And now there’s a new version: the house in the ghost (telling word) estate. Irish society seems to have the capacity repeatedly to manufacture haunted houses from very different social processes: the decline of the ascendancy, the emigration of country people, the madness of the boom years. The trope of ghostly places is itself a kind of ghost, returning again and again to haunt the Irish imagination.
One of the effects of this is that the distinction between the “now” and the past becomes fuzzy. The ghost-estate house may be the most potent symbol of the present, but it can’t escape the accumulated resonances of its predecessors. Social realism becomes, whether it wants to or not, gothic. In Anthony Haughey’s recent photographic project Settlement, documentary images of unfinished estates glow with an uncanny, almost apocalyptic light. They are “now”, but they might also be images from the future, retrospects on the ruins of a lost civilisation.
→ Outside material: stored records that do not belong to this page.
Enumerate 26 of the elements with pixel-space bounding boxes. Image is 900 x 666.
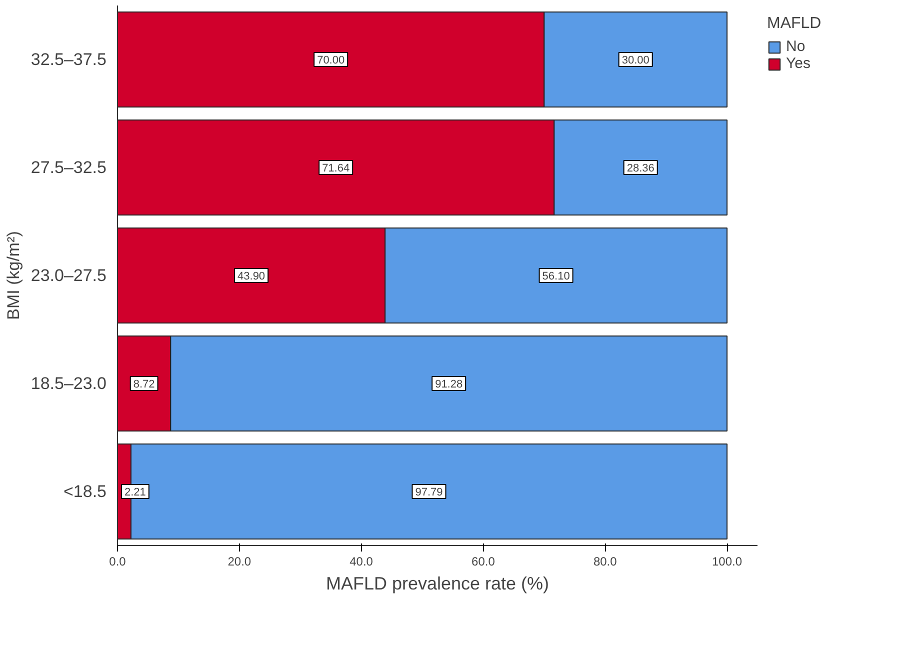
data-label: 91.28 [435,378,463,390]
data-label: 70.00 [317,54,345,66]
data-label: 2.21 [124,486,146,498]
x-tick-label: 60.0 [472,554,496,568]
data-label: 28.36 [626,162,654,174]
data-label: 97.79 [415,486,443,498]
y-tick-label: 32.5–37.5 [30,50,107,69]
legend-title: MAFLD [767,15,822,33]
data-label: 71.64 [322,162,350,174]
x-tick-label: 40.0 [350,554,374,568]
y-tick-label: 23.0–27.5 [30,266,107,285]
y-tick-label: 27.5–32.5 [30,158,107,177]
data-label: 56.10 [542,270,570,282]
legend-label: No [786,38,806,55]
legend-label: Yes [786,55,810,72]
data-label: 30.00 [622,54,650,66]
data-label: 8.72 [133,378,155,390]
data-label: 43.90 [238,270,266,282]
x-tick-label: 80.0 [593,554,618,568]
y-axis-title: BMI (kg/m²) [4,231,23,320]
y-tick-label: 18.5–23.0 [30,374,107,393]
x-tick-label: 20.0 [228,554,252,568]
x-tick-label: 100.0 [712,554,742,568]
x-axis-title: MAFLD prevalence rate (%) [326,574,550,594]
x-tick-label: 0.0 [109,554,126,568]
y-tick-label: <18.5 [63,482,106,501]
Two recent visual projects have striking variations on this recurrence of Irish gothic. One is David Creedon’s remarkable photographic book, Ghosts of the Faithful Departed, just issued in paperback by Collins Press.
Creedon’s pictures occupy the middle zone of the haunted house, the one between the big house and the ghost estate. They are of abandoned cottages, houses and shops in rural Ireland. Creedon photographs these forlorn interiors in saturated, extraordinarily vibrant colours that make them feel eerily alive. Whole human histories sit on dusty shelves: one holds an empty Guinness bottle, a small statue of Our Lady and a framed membership of the Franciscan Mission Association in Union City, New Jersey. Intact radios and long-unplayed pianos threaten to burst into music. Shaving brushes and razors gather cobwebs and dust but seem also to remember the hand that held them and the face they smoothed. An unworn dress with its American label still attached hangs on the back of a door, hinting at an unlived life.